Right before we left, a gentleman came up and told Aaron how impressed he was with Chicken and the range of his performance in the film. We found out afterwards he was a well-known Canadian director who had made the time to congratulate a young actor. It gave us a glimmer of hope that this recognition will lead to more acting opportunities for Aaron. I don’t want to be greedy, but I’m hoping hard that this award will show the world, as Aaron said in the last line of this speech: People with disabilities can act.
I woke Aaron up early the next morning. He is attending a theatre workshop this week, culminating in a performance on Saturday. Working actors work even after award gala parties! (He also has a part-time job as a dishwasher in a local brewery, which is also a very actor thing to do).
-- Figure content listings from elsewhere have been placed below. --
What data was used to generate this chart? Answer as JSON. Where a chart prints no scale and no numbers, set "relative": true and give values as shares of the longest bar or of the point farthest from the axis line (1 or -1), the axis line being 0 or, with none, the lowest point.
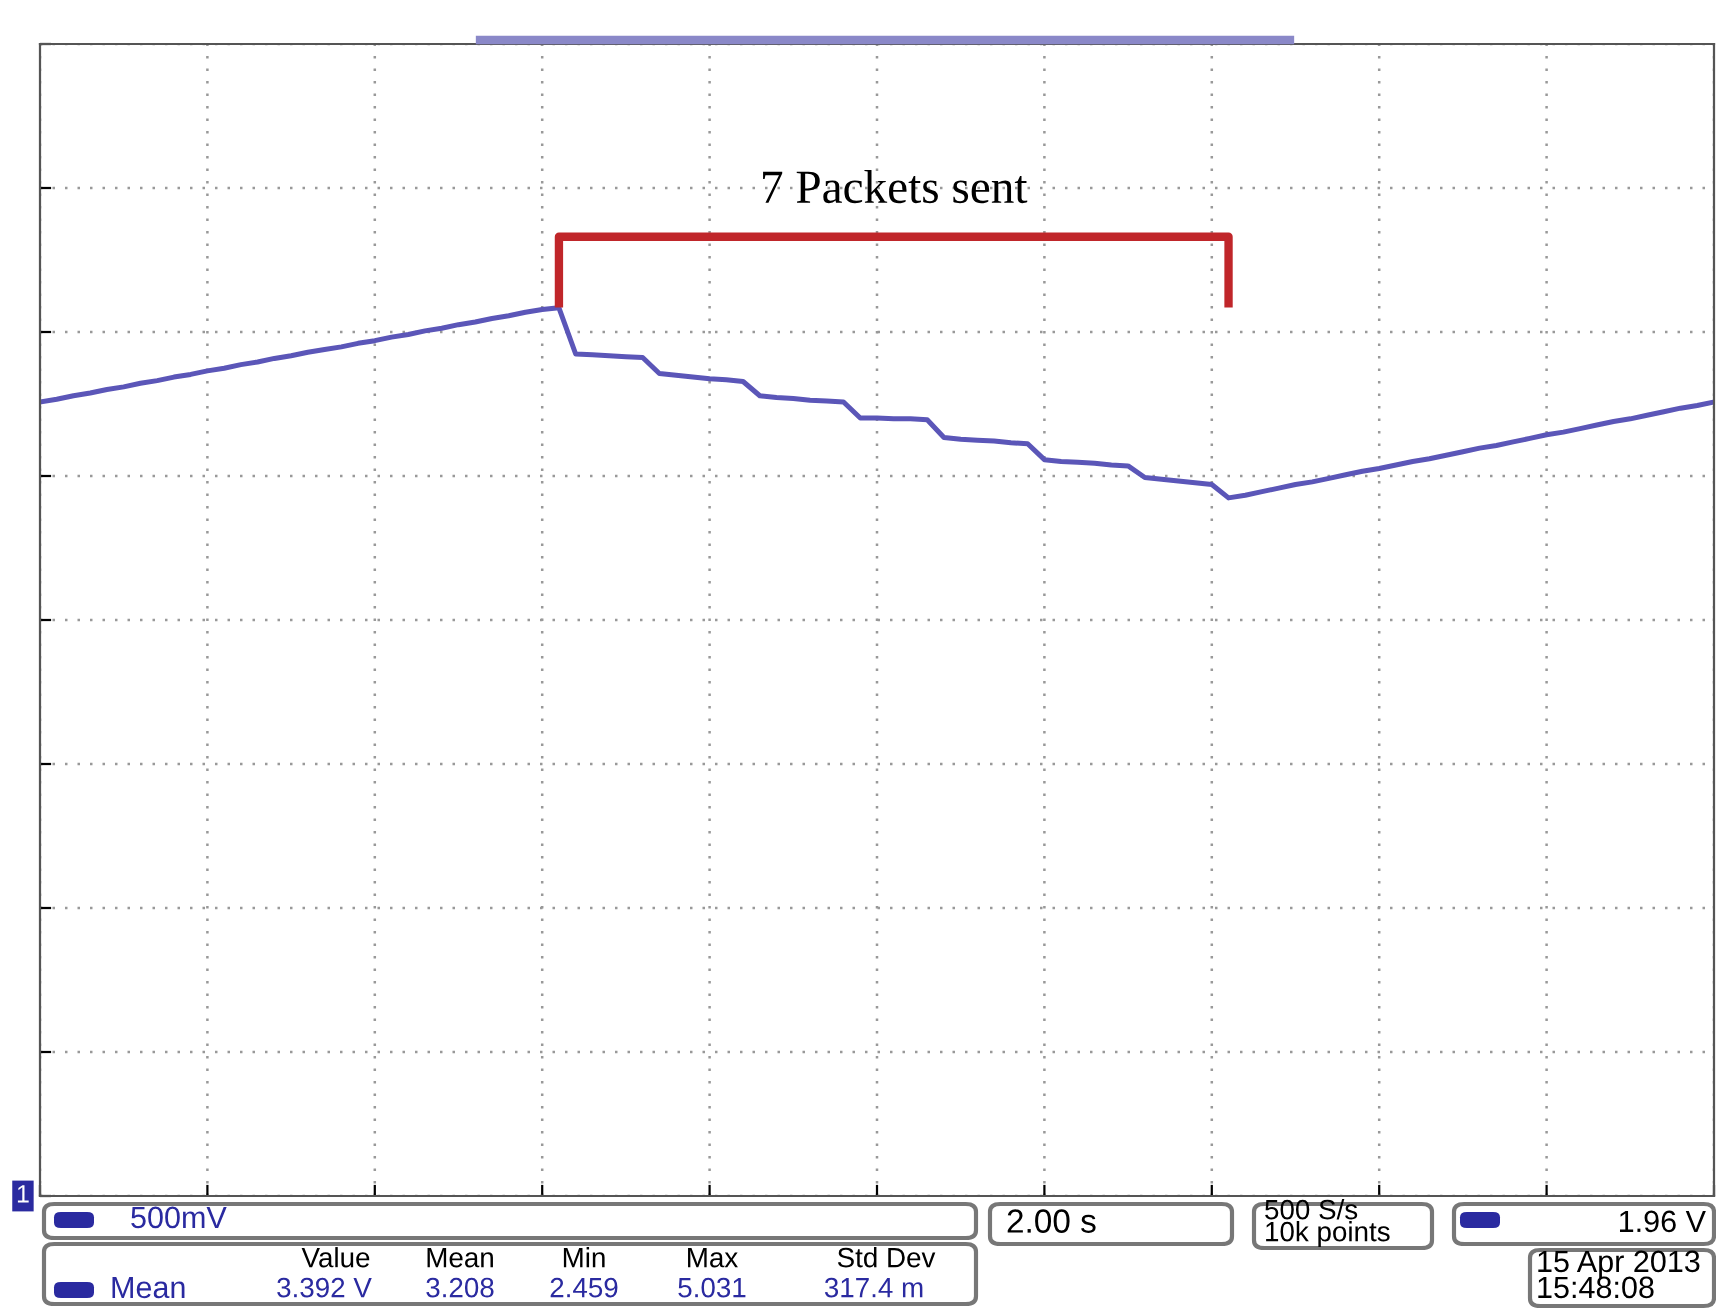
{
  "chart_data": {
    "type": "line",
    "relative": true,
    "grid": true,
    "line_style": "solid",
    "marker": "none",
    "categories": [
      null,
      null,
      null,
      null,
      null,
      null,
      null,
      null,
      null,
      null,
      null,
      null,
      null,
      null,
      null,
      null,
      null,
      null,
      null,
      null,
      null,
      null,
      null,
      null,
      null,
      null,
      null,
      null,
      null,
      null,
      null,
      null,
      null,
      null,
      null,
      null,
      null,
      null,
      null,
      null,
      null,
      null,
      null,
      null,
      null,
      null,
      null,
      null,
      null,
      null,
      null,
      null,
      null,
      null,
      null,
      null,
      null,
      null,
      null,
      null,
      null,
      null,
      null,
      null,
      null,
      null,
      null,
      null,
      null,
      null,
      null,
      null,
      null,
      null,
      null,
      null,
      null,
      null,
      null,
      null,
      null,
      null,
      null,
      null,
      null,
      null,
      null,
      null,
      null,
      null,
      null,
      null,
      null,
      null,
      null,
      null,
      null,
      null,
      null,
      null,
      null
    ],
    "series": [
      {
        "color": "#5b56b8",
        "values": [
          0.894,
          0.897,
          0.901,
          0.904,
          0.908,
          0.911,
          0.915,
          0.918,
          0.922,
          0.925,
          0.929,
          0.932,
          0.936,
          0.939,
          0.943,
          0.946,
          0.95,
          0.953,
          0.956,
          0.96,
          0.963,
          0.967,
          0.97,
          0.974,
          0.977,
          0.981,
          0.984,
          0.988,
          0.991,
          0.995,
          0.998,
          1.0,
          0.948,
          0.947,
          0.946,
          0.945,
          0.944,
          0.926,
          0.924,
          0.922,
          0.92,
          0.919,
          0.917,
          0.901,
          0.899,
          0.898,
          0.896,
          0.895,
          0.894,
          0.876,
          0.876,
          0.875,
          0.875,
          0.874,
          0.854,
          0.852,
          0.851,
          0.85,
          0.848,
          0.847,
          0.829,
          0.827,
          0.826,
          0.825,
          0.823,
          0.822,
          0.809,
          0.807,
          0.805,
          0.803,
          0.801,
          0.786,
          0.789,
          0.793,
          0.797,
          0.801,
          0.804,
          0.808,
          0.812,
          0.816,
          0.819,
          0.823,
          0.827,
          0.83,
          0.834,
          0.838,
          0.842,
          0.845,
          0.849,
          0.853,
          0.857,
          0.86,
          0.864,
          0.868,
          0.872,
          0.875,
          0.879,
          0.883,
          0.887,
          0.89,
          0.894
        ]
      }
    ],
    "annotations": [
      "7 Packets sent",
      "1",
      "500mV",
      "2.00 s",
      "500 S/s",
      "10k points",
      "1.96 V",
      "Value",
      "Mean",
      "Min",
      "Max",
      "Std Dev",
      "Mean",
      "3.392 V",
      "3.208",
      "2.459",
      "5.031",
      "317.4 m",
      "15 Apr 2013",
      "15:48:08"
    ]
  }
}
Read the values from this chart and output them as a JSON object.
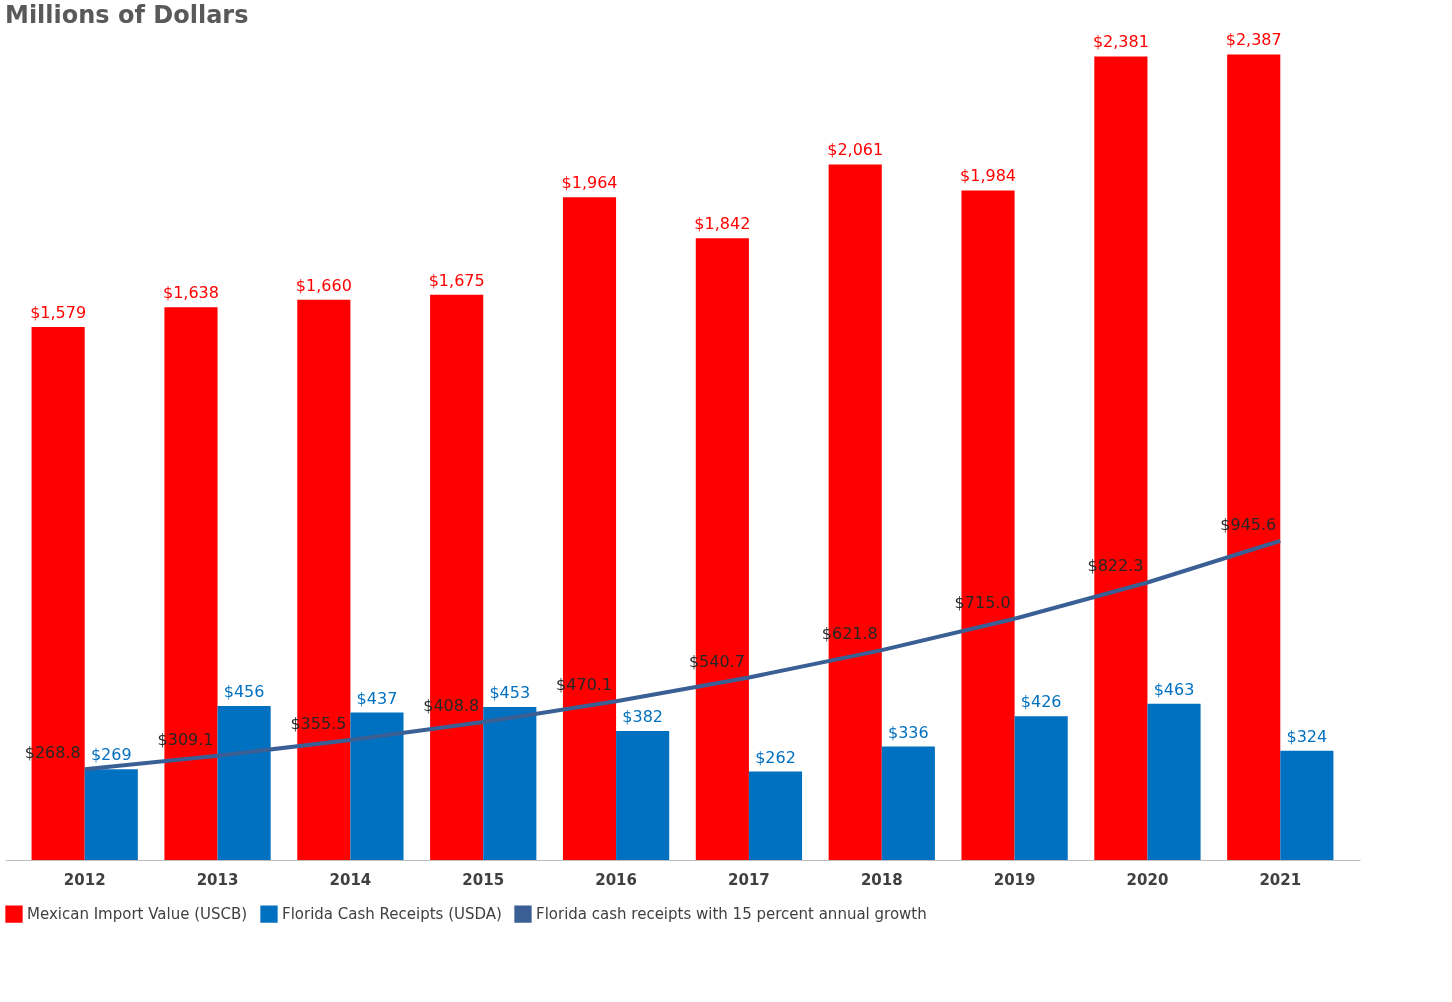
{
  "chart_data": {
    "type": "bar",
    "title": "Millions of Dollars",
    "categories": [
      "2012",
      "2013",
      "2014",
      "2015",
      "2016",
      "2017",
      "2018",
      "2019",
      "2020",
      "2021"
    ],
    "series": [
      {
        "name": "Mexican Import Value (USCB)",
        "color": "#ff0000",
        "values": [
          1579,
          1638,
          1660,
          1675,
          1964,
          1842,
          2061,
          1984,
          2381,
          2387
        ],
        "value_labels": [
          "$1,579",
          "$1,638",
          "$1,660",
          "$1,675",
          "$1,964",
          "$1,842",
          "$2,061",
          "$1,984",
          "$2,381",
          "$2,387"
        ]
      },
      {
        "name": "Florida Cash Receipts (USDA)",
        "color": "#0070c0",
        "values": [
          269,
          456,
          437,
          453,
          382,
          262,
          336,
          426,
          463,
          324
        ],
        "value_labels": [
          "$269",
          "$456",
          "$437",
          "$453",
          "$382",
          "$262",
          "$336",
          "$426",
          "$463",
          "$324"
        ]
      },
      {
        "name": "Florida cash receipts with 15 percent annual growth",
        "type": "line",
        "color": "#3a5f95",
        "values": [
          268.8,
          309.1,
          355.5,
          408.8,
          470.1,
          540.7,
          621.8,
          715.0,
          822.3,
          945.6
        ],
        "value_labels": [
          "$268.8",
          "$309.1",
          "$355.5",
          "$408.8",
          "$470.1",
          "$540.7",
          "$621.8",
          "$715.0",
          "$822.3",
          "$945.6"
        ]
      }
    ],
    "legend": "bottom",
    "grid": false
  }
}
He rolled out of bed groggy from a late night, hungover from excitement. He called his sister in the car – hey sis, how’s it going he said. How are you feeling? she asked. Good, I’m good, Aaron said. He is good.
He brought his Leo Award to the workshop to show the facilitators. He proudly stood beside the award gleaming in its display case like he was like an NHL player bringing the Stanley Cup to the local bar. We might be carrying that – surprisingly heavy – Leo Award everywhere with us now.
Looking back at Aaron’s life the past twenty years, there are many people to acknowledge and thank. I also have a thing or two to say about the non-believers - the people, systems and society who underestimated my boy over the years.
But right now I don’t want to distract from his win. At the end of the day, it was Aaron auditioning, Aaron memorizing lines, Aaron on camera, Aaron giving his best performance.
As a mother, I say that there is nothing more rewarding than watching your child become more themselves. You go, Aaron. It's your turn now. Your mom and dad are so very proud of you.